Como la vez primera

Esos colores, las semillas, el pan, la canoa, las sandalias… me bastó mirar el altar amazónico del Jueves Santo para que me sintiera conectado con lugares, rostros, sonidos, imágenes, emociones de otras Pascuas, en Puebla, en Valencia, en Sanlúcar, en Calamonte, en Santa Ana… todas experiencias especiales y únicas, reediciones siempre nuevas del momento fundacional de mi fe y mi vocación.

No fue la primera vez que vi cómo más personas lavaban pies además del sacerdote, pero sí fue la primera vez que me lavaron los pies a mí. Cada cual lavaba al que tenía al costado, puesto que en la comunidad todos somos iguales, todo es de todos y todos somos necesarios, nadie puede quedar excluido. La simetría radical en los seguidores de Jesús queda definida por el servicio humilde y la reciprocidad; o al menos, así debería ser, y eso lo festejamos en Islandia también partiendo un solo pan y tomando vino servido en una gran jarra de cristal.

Unas horas antes, en Santa Rosa, el aviso fue sacar un pie, “el que tenga el juanete menos gordo”, y besar el pie del hermano después de lavarlo. La celebración del Amor Fraterno terminó en un compartir de galletas, gaseosa, pan, risas… nada mal en una comunidad con graves problemas, un pueblo en el que parece que la fe está prácticamente liquidada. Ya ahí había desaparecido la sensación de que “estás frío, es como si no fuera Semana Santa…”; de eso nada. No me pude quedar mucho porque el último rápido a Islandia sale a las 5:30 de la tarde, y yo logré llegar, tras carrera de motocarro y chalupa, a las 5:27 a la balsa.

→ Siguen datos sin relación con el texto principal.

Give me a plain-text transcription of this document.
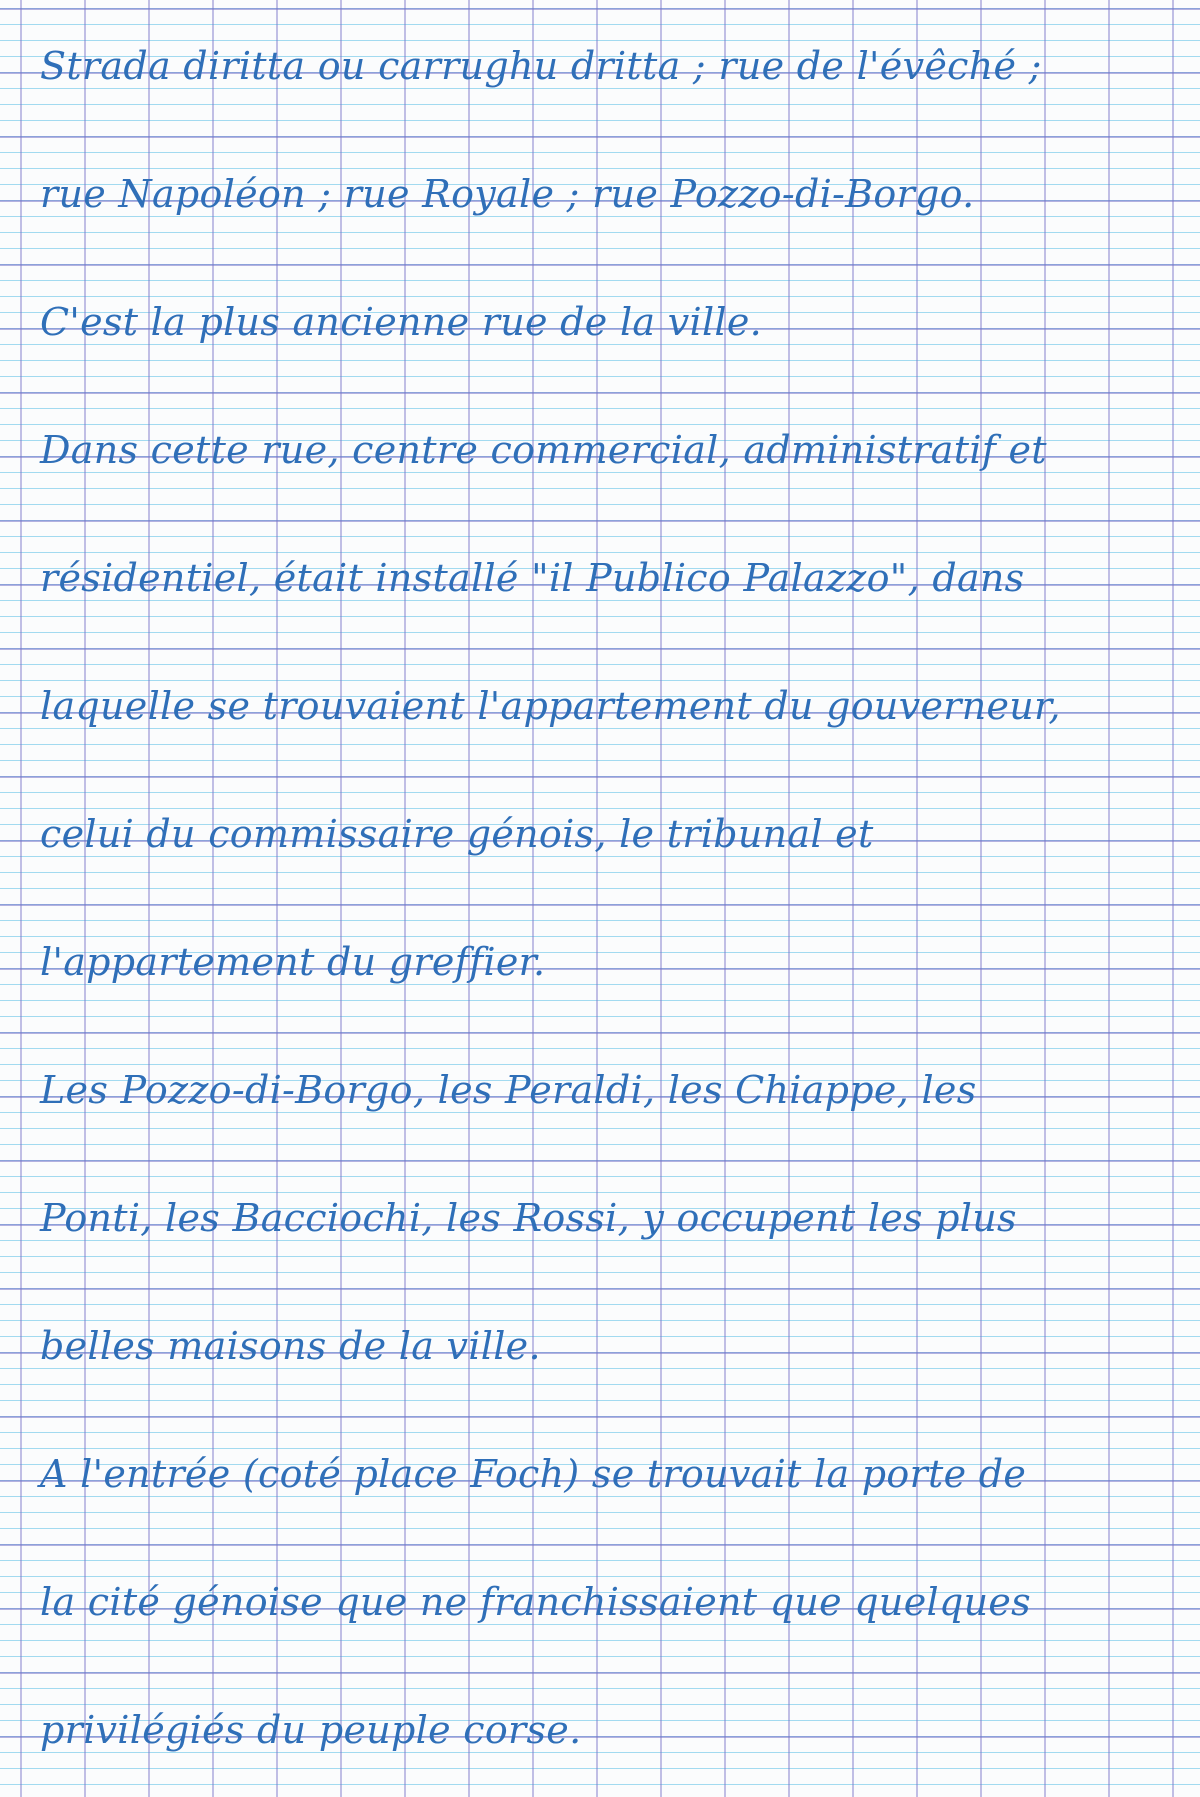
Strada diritta ou carrughu dritta ; rue de l'évêché ;

rue Napoléon ; rue Royale ; rue Pozzo-di-Borgo.

C'est la plus ancienne rue de la ville.

Dans cette rue, centre commercial, administratif et

résidentiel, était installé "il Publico Palazzo", dans

laquelle se trouvaient l'appartement du gouverneur,

celui du commissaire génois, le tribunal et

l'appartement du greffier.

Les Pozzo-di-Borgo, les Peraldi, les Chiappe, les

Ponti, les Bacciochi, les Rossi, y occupent les plus

belles maisons de la ville.

A l'entrée (coté place Foch) se trouvait la porte de

la cité génoise que ne franchissaient que quelques

privilégiés du peuple corse.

El Viernes Santo está siempre lleno de silencio. En el centro de la iglesia, con los bancos colocados alrededor, la Cruz se dejó adorar de muchas maneras, y no solo con el tacto, sino con la mirada y el silencio. Recordé tantos gestos de veneración de otras Pascuas y muchas lágrimas, que forman, con estas manos amazónicas, un inmenso grito ahogado por las existencias malogradas, por tanta naturaleza devastada, por los abusos e injusticias, por la vida truncada de las víctimas “ante quien se vuelve el rostro”, por la crudeza de la maldad humana, siempre y en todas partes. Los símbolos se dejan rebasar por la elocuencia de la verdad que está detrás de cada historia en la que muere “el autor de la vida”.

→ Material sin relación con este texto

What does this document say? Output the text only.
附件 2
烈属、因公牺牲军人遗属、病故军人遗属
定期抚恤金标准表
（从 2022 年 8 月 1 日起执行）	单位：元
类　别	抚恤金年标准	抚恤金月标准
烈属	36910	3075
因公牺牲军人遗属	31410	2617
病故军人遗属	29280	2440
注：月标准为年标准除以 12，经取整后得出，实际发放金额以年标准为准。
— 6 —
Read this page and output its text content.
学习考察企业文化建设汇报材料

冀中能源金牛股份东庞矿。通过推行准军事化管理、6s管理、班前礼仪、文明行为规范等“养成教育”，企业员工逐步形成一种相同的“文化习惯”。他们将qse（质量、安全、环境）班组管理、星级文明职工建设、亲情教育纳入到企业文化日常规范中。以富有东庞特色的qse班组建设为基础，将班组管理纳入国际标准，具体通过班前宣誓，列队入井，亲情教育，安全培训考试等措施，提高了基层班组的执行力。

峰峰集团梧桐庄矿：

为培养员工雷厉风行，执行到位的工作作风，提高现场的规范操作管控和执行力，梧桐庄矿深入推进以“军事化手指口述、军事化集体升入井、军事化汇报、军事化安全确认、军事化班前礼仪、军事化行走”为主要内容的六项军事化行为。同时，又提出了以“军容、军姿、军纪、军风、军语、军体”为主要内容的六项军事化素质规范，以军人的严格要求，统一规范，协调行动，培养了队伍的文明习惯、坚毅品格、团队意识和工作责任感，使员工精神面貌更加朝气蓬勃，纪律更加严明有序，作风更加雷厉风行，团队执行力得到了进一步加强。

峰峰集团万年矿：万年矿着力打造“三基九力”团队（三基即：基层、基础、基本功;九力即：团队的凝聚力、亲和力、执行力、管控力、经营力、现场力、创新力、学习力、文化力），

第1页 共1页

La Pasión la leemos caminando por los puentes, y los jóvenes van representando las escenas. Carlos vuelve a hacer de Jesús y se va ensangrentando más y más a medida que le van atizando los romanos. Las mujeres lloran un poco bajito para mi gusto, y Pilato condena con el ceño fruncido, muy metido en su papel de cobarde útil. Tengo que esforzarme para no hacer demasiadas bromas, la gente marcha seria y solemne y no es plan… Todo se ha superado respecto al año anterior empezando por el sonido, porque ahora tenemos un parlante que ya convirtió la procesión de los ramos en una especie de divertido pasacalles musical con pancartas, muy al estilo de acá.

Clásicos problemas al comienzo de la Vigilia: no hay un palito para encender “esa vela grande” (en palabras de Lía, de 11 años), el viento apaga todito, amenaza lluvia… pero nada nos detiene, y cuando el cirio pascual entra en la iglesia a oscuras iluminada por las velitas, y luego se canta aleluya en el pregón, una sacudida me recorre porque mi cuerpo reconoce el sabor de ese instante y lo que significa en mi vida. No me sale expresarlo, solo buscar las palabras de Tagore: “¡Qué plenitud la de tu alegría en mí! (…) Tus alegrías están jugando sin parar en mi corazón”.

De hecho, mientras se iban leyendo las lecturas ya tenía ganas de bailar, cosa que casi únicamente ocurre en esta celebración. Y claro que bailamos. Y nos rebautizamos unos a otros diciéndonos esta frase: “Da vida”. Y después todos comimos arroz chaufa con pollo, y tomamos refresco de cocona, Inka-cola, empanadillas y guaraná… Pasan los años, para mí exactamente 33 pascuas ya (desde que era adolescente), y sigue siendo especial; hoy y acá con esta gente, con el cariño que le da alma a la fiesta y la graba en el álbum de las grandes ocasiones. Como la vez primera.